Armed police were called to St Aelred's Catholic Technology College in Newton-le-Willows on Friday after reports someone had made threats to kill there.

The United States' Federal Bureau of Investigation raised the alarm after picking up a threat posted on social networking site Facebook.

A 19-year-old man was arrested and later released on bail.

More than 1,000 students, some of them taking their GCSEs, were in the Birley Street school at the time of the alert.

All entrances and exits were sealed while police investigated.

'Leaving this world'

The school said it was the FBI who raised the alarm after internet scanning software picked up a suspicious combination of words.

It picked up a posting showing a picture of a gun being held above a scrawled note, which read "tomorrow - last day of school" and went on to mention bullies and "leaving this world".

Headteacher Edward Marr has now written to parents explaining how the situation came about.

He wrote: "Police officers attended school at 0800 am on Friday morning.
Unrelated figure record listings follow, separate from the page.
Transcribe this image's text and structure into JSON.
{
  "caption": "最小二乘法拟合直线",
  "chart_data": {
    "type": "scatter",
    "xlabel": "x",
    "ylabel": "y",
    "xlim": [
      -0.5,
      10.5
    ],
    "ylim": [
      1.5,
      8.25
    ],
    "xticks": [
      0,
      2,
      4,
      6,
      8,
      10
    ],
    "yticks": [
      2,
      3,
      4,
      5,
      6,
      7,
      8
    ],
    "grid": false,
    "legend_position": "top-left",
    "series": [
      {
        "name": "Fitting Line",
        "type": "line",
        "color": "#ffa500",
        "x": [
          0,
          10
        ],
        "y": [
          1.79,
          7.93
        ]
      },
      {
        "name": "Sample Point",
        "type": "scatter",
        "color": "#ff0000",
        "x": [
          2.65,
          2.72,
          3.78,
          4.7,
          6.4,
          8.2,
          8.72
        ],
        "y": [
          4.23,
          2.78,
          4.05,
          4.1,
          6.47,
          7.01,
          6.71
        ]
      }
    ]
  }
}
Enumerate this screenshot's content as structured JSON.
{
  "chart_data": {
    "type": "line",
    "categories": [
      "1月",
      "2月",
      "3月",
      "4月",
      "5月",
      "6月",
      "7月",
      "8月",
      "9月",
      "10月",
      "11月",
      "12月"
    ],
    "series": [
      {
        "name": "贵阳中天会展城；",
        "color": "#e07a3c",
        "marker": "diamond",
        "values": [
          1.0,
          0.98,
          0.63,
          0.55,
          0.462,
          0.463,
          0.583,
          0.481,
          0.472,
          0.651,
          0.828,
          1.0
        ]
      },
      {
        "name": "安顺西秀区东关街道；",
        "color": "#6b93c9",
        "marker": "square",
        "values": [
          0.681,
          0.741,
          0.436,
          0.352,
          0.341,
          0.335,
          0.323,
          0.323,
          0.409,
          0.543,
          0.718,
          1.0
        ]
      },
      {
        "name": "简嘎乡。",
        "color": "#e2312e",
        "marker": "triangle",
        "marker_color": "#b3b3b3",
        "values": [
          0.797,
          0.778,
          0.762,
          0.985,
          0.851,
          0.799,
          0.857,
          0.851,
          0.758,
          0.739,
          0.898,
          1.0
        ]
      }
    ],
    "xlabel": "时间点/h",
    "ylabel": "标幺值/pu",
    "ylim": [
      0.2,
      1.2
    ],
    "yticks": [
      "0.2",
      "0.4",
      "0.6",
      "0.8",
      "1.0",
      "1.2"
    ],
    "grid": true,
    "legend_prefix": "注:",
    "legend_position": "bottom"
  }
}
They had a photograph from the internet and asked if I could identify a person on it.

"It emerged that a threat had been made against the school which had been picked up by the FBI in America and passed eventually, as the school was identified, to Merseyside Police.

Start Quote

We were able to deal with the threat well away from the school premises”

End Quote Ch Supt Chris Armitt Merseyside Police

"Staff at the school were able to suggest the identity of the man on the photograph and an arrest was made."

Some parents have criticised police over why their children were allowed into classes while officers were investigating a possible armed threat.

Ch Supt Chris Armitt, from Merseyside Police, denied suggestions that officers could have closed the school as soon as they were aware of the threat.

He said: "We received some information between 1am and 2am, that information was imprecise and what we had to do was clarify what the information meant and what it related to.

"Once we were able to identify that school as potentially being at risk, we took steps quickly to get with the school staff."

He added: "They were able to help us identify the possible threats that we faced and we were then able to deal with that well away from the school premises."